Two weeks ago I bragged to my Dr that I walk 10,000 steps a day. I am not a person who exaggerates. In fact, I am so literal that I will make a simple statement and then spend the next five minutes clarifying the previous statement to make sure no one misunderstands what I really meant. I have rambled on and on clarifying statements so much at job interviews that I didn’t get the job.
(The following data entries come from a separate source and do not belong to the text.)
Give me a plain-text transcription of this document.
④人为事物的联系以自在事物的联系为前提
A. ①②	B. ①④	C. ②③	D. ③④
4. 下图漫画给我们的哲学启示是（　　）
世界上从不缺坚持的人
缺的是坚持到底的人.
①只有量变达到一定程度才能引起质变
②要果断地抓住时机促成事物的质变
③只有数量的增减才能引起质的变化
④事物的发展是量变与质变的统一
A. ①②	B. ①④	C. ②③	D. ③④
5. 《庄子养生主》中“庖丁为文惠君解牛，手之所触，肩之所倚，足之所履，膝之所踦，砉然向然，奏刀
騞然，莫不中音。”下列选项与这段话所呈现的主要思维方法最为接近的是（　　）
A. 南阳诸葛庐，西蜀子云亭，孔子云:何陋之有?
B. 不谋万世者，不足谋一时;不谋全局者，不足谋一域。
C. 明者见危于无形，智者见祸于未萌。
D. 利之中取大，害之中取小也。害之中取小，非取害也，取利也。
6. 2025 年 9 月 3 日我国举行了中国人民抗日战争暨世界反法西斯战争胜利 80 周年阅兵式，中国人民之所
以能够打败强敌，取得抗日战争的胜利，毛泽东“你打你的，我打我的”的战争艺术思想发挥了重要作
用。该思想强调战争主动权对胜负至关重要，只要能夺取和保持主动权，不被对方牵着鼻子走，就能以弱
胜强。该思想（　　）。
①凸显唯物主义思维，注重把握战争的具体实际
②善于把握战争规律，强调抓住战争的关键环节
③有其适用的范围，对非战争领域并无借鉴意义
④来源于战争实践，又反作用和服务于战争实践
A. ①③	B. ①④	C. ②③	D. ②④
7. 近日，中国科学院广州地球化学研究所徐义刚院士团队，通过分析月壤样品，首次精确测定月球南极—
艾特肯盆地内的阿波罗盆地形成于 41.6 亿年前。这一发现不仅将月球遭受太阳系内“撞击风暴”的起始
So, I’m at the Dr and he asks if I exercise. I say ‘define exercise’. Then proceed to tell him I walk 10,000 steps a day. He is clearly impressed so I feel the need to let him know in detail that I don’t actually walk 10,000 steps everyday. I only do it six days a week. I don’t walk much on Sundays since I have declared it my unofficial day off. And furthermore, some days I just don’t get the full 10,000. Some days I only get 9,687 steps. But I always try to get at least 30 active minutes. Except on Sundays. You know, cause it’s my day off. See what I mean about over clarifying.
Anyway, I have been feeling a little guilty since my Dr’s appointment since I wasn’t completely honest with my him. I don’t know if it is the time change or that I spend more time writing but, I haven’t been walking as much lately. In fact, in the last week, I have only walked 10,000 steps two days. Thats right, 2! I am such a liar. It doesn’t matter that I walked 5,403 last wednesday, or 6,220 thursday, or even walked over 8,000 steps on friday and saturday (sunday is my day off so I only walked 3,107 but sunday doesn’t matter). I still lied to the Dr. I should have checked my fitbit app before proudly proclaiming I walk so much since even the week I went to see the Dr I didn’t walk 10,000 steps a day, six days a week. I only got 10,000 or above five days. What a disappointment.
I think I’ll go drown my sorrows with a large sweet tea.
LOL that is like me when I said I dont drink soda much then I started keeping track and I like some how got a soda every day! it was crazy!